And the cherry on the crap sundae is that this sets a precedent. If the FDA approves psilocybin for depression (and it’s currently in Phase 2 trials, so watch this space!) you can bet you’re going to have to go to a special psilocybin clinic if you want to get it. Psychedelic medicine is potentially the future of psychiatry, and there’s every indication that it will be as inconvenient and red-tape-filled a future as possible. If you thought it was tough getting your Adderall prescription refilled every month, just wait.

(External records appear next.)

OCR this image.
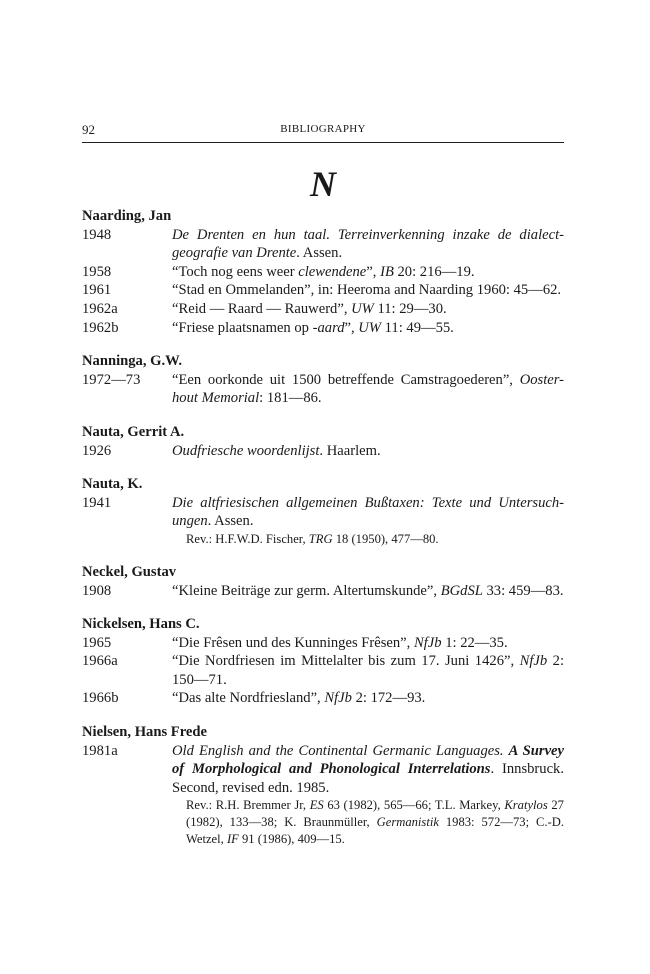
92	BIBLIOGRAPHY
N
Naarding, Jan
1948	De Drenten en hun taal. Terreinverkenning inzake de dialect-geografie van Drente. Assen.
1958	“Toch nog eens weer clewendene”, IB 20: 216—19.
1961	“Stad en Ommelanden”, in: Heeroma and Naarding 1960: 45—62.
1962a	“Reid — Raard — Rauwerd”, UW 11: 29—30.
1962b	“Friese plaatsnamen op -aard”, UW 11: 49—55.
Nanninga, G.W.
1972—73	“Een oorkonde uit 1500 betreffende Camstragoederen”, Ooster-hout Memorial: 181—86.
Nauta, Gerrit A.
1926	Oudfriesche woordenlijst. Haarlem.
Nauta, K.
1941	Die altfriesischen allgemeinen Bußtaxen: Texte und Untersuch-ungen. Assen.
Rev.: H.F.W.D. Fischer, TRG 18 (1950), 477—80.
Neckel, Gustav
1908	“Kleine Beiträge zur germ. Altertumskunde”, BGdSL 33: 459—83.
Nickelsen, Hans C.
1965	“Die Frêsen und des Kunninges Frêsen”, NfJb 1: 22—35.
1966a	“Die Nordfriesen im Mittelalter bis zum 17. Juni 1426”, NfJb 2: 150—71.
1966b	“Das alte Nordfriesland”, NfJb 2: 172—93.
Nielsen, Hans Frede
1981a	Old English and the Continental Germanic Languages. A Survey of Morphological and Phonological Interrelations. Innsbruck. Second, revised edn. 1985.
Rev.: R.H. Bremmer Jr, ES 63 (1982), 565—66; T.L. Markey, Kratylos 27 (1982), 133—38; K. Braunmüller, Germanistik 1983: 572—73; C.-D. Wetzel, IF 91 (1986), 409—15.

Let’s review how the pharmaceutical industry works: a company discovers and patents a potentially exciting new drug. They spend tens of millions of dollars proving safety and efficacy to the FDA. The FDA rewards them with a 10ish year monopoly on the drug, during which they can charge whatever ridiculous price they want. This isn’t a great system, but at least we get new medicines sometimes.
Occasionally people discover that an existing chemical treats an illness, without the chemical having been discovered and patented by a pharmaceutical company. In this case, whoever spends tens of millions of dollars proving it works to the FDA may not get a monopoly on the drug and the right to sell it for ridiculous prices. So nobody spends tens of millions of dollars proving it works to the FDA, and so it risks never getting approved.
The usual solution is for some pharma company to make some tiny irrelevant change to the existing chemical, and patent this new chemical as an “exciting discovery” they just made. Everyone goes along with the ruse, the company spends tens of millions of dollars pushing it through FDA trials, it gets approved, and they charge ridiculous prices for ten years. I wouldn’t quite call this “the system works”, but again, at least we get new medicines.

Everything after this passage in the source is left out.